É claro que há particularidades do trabalho psi – a clínica, em seu sentido mais amplo. Mas não é a clínica um trabalho sobre e no discurso? E não é o discurso que, em suas diferentes nuances, tem se constituído como fundamento do humano? Talvez estas diferentes nuances levem a consequências importantes para seus respectivos campos, é fato. Ou elas, ou as particularidades do trabalho, nos levarão provavelmente a segmentar nosso não-saber, mas não chegamos lá ainda. Mal sabemos, em âmbito geral, as consequências de nosso recente e frágil paradigma. Aliás, mal fizemos se encontrarem as noções de estrutura e de existência, seus fundamentos mais basilares². Por enquanto, humanidades não-ciências para tratar de um humano-discurso de saber impossível. Quem sabe, em breve, tenhamos condições de estabelecer nossas consequências particulares para o trabalho psi...

¹ Em discussões recentes, descobri a reviravolta de pensar que a epistemologia precede a ontologia (ao contrário do que toda a filosofia da ciência faz pensar)... ou, ao menos, ambas só acontecem ao mesmo tempo, emergem no mesmo ponto da produção do saber.

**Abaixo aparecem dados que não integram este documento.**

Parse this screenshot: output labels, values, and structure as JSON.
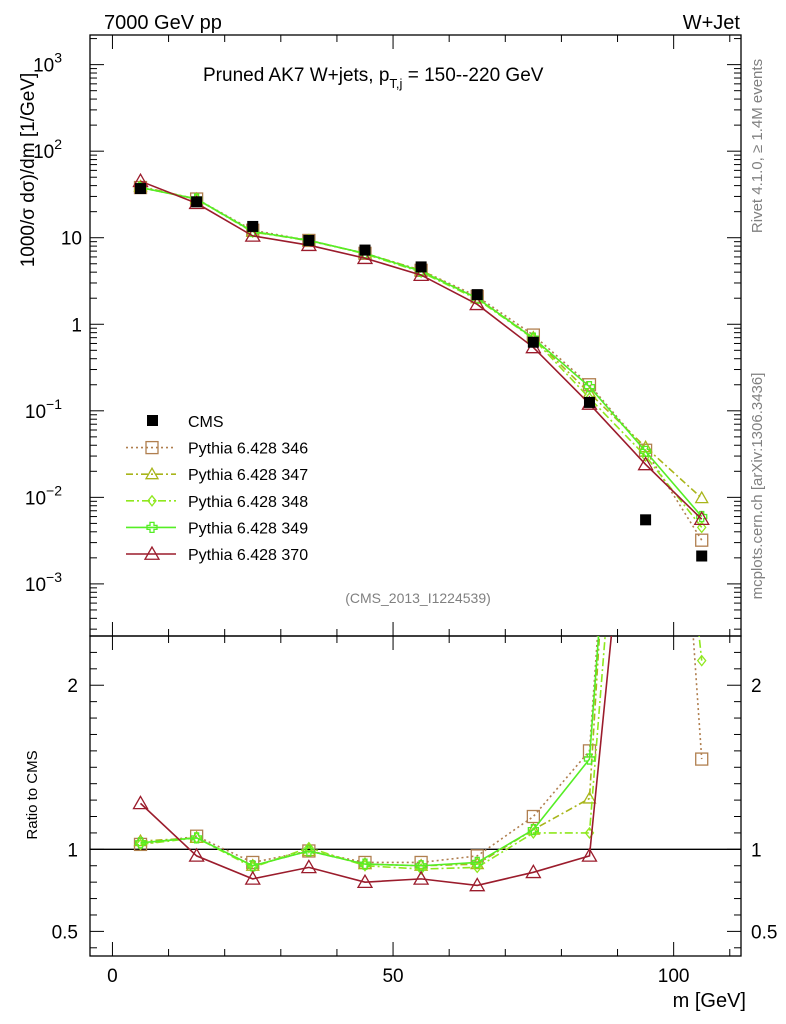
{
  "header": {
    "energy_label": "7000 GeV pp",
    "process_label": "W+Jet"
  },
  "side": {
    "rivet_label": "Rivet 4.1.0, ≥ 1.4M events",
    "source_label": "mcplots.cern.ch [arXiv:1306.3436]"
  },
  "chart_data": {
    "type": "line",
    "title_main": "Pruned AK7 W+jets, p",
    "title_sub": "T,j",
    "title_tail": " = 150--220 GeV",
    "watermark": "(CMS_2013_I1224539)",
    "ylabel_top": "1000/σ  dσ)/dm [1/GeV]",
    "ylabel_bottom": "Ratio to CMS",
    "xlabel": "m [GeV]",
    "xlim": [
      -4,
      112
    ],
    "ylim_top": [
      0.00025,
      2200
    ],
    "ylim_ratio": [
      0.35,
      2.3
    ],
    "x_ticks": [
      {
        "v": 0,
        "label": "0"
      },
      {
        "v": 50,
        "label": "50"
      },
      {
        "v": 100,
        "label": "100"
      }
    ],
    "top_ticks": [
      {
        "v": 0.001,
        "base": "10",
        "exp": "−3"
      },
      {
        "v": 0.01,
        "base": "10",
        "exp": "−2"
      },
      {
        "v": 0.1,
        "base": "10",
        "exp": "−1"
      },
      {
        "v": 1,
        "base": "1",
        "exp": ""
      },
      {
        "v": 10,
        "base": "10",
        "exp": ""
      },
      {
        "v": 100,
        "base": "10",
        "exp": "2"
      },
      {
        "v": 1000,
        "base": "10",
        "exp": "3"
      }
    ],
    "ratio_ticks": [
      {
        "v": 0.5,
        "label": "0.5"
      },
      {
        "v": 1,
        "label": "1"
      },
      {
        "v": 2,
        "label": "2"
      }
    ],
    "x": [
      5,
      15,
      25,
      35,
      45,
      55,
      65,
      75,
      85,
      95,
      105
    ],
    "cms": {
      "name": "CMS",
      "color": "#000000",
      "values": [
        37,
        26,
        13.5,
        9.3,
        7.2,
        4.6,
        2.2,
        0.62,
        0.125,
        0.0055,
        0.0021
      ]
    },
    "series": [
      {
        "name": "Pythia 6.428 346",
        "color": "#b07f4f",
        "marker": "square",
        "dash": "2,3",
        "values": [
          38,
          28,
          12.2,
          9.3,
          6.6,
          4.2,
          2.1,
          0.75,
          0.2,
          0.035,
          0.0032
        ],
        "ratio": [
          1.03,
          1.08,
          0.92,
          0.99,
          0.92,
          0.92,
          0.96,
          1.2,
          1.6,
          6.5,
          1.55
        ]
      },
      {
        "name": "Pythia 6.428 347",
        "color": "#a8b51a",
        "marker": "triangle",
        "dash": "7,3,2,3",
        "values": [
          39,
          28,
          11.8,
          9.2,
          6.6,
          4.2,
          2.0,
          0.7,
          0.16,
          0.038,
          0.0098
        ],
        "ratio": [
          1.05,
          1.07,
          0.9,
          0.99,
          0.91,
          0.9,
          0.91,
          1.12,
          1.31,
          6.9,
          4.6
        ]
      },
      {
        "name": "Pythia 6.428 348",
        "color": "#8fe81e",
        "marker": "diamond",
        "dash": "8,3,2,3",
        "values": [
          38,
          28,
          11.6,
          9.4,
          6.5,
          4.0,
          1.95,
          0.68,
          0.14,
          0.03,
          0.0045
        ],
        "ratio": [
          1.03,
          1.07,
          0.89,
          1.01,
          0.9,
          0.88,
          0.89,
          1.1,
          1.1,
          5.4,
          2.15
        ]
      },
      {
        "name": "Pythia 6.428 349",
        "color": "#55ee25",
        "marker": "cross",
        "dash": "",
        "values": [
          38,
          28,
          11.8,
          9.3,
          6.6,
          4.1,
          2.0,
          0.69,
          0.19,
          0.034,
          0.006
        ],
        "ratio": [
          1.04,
          1.07,
          0.9,
          0.99,
          0.91,
          0.9,
          0.92,
          1.12,
          1.55,
          6.2,
          2.9
        ]
      },
      {
        "name": "Pythia 6.428 370",
        "color": "#9b1c2c",
        "marker": "triangle-open",
        "dash": "",
        "values": [
          45,
          25,
          10.5,
          8.2,
          5.8,
          3.7,
          1.7,
          0.54,
          0.12,
          0.024,
          0.0056
        ],
        "ratio": [
          1.28,
          0.96,
          0.82,
          0.89,
          0.8,
          0.82,
          0.78,
          0.86,
          0.96,
          4.4,
          2.7
        ]
      }
    ]
  }
}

² Deixei de lado, neste texto, a ­ex-sistencia heideggeriana e o existencialismo (?) daí decorrente. Diria que se trata de um percurso semelhante ao da noção de estrutura, que segui aqui. Com a ressalva de que, provavelmente, seguir o existencialismo culminaria também no pós-estruturalismo: primeiro, a primazia da epistemologia sobre a ontologia notada acima causa complicações a Heidegger, mas, segundo e mais importante, a radicalidade do filósofo sobre a negatividade (ex-sistencia) foi indispensável para a radicalização da noção de estrutura por parte de Lacan, Deleuze, Foucault e seus demais companheiros.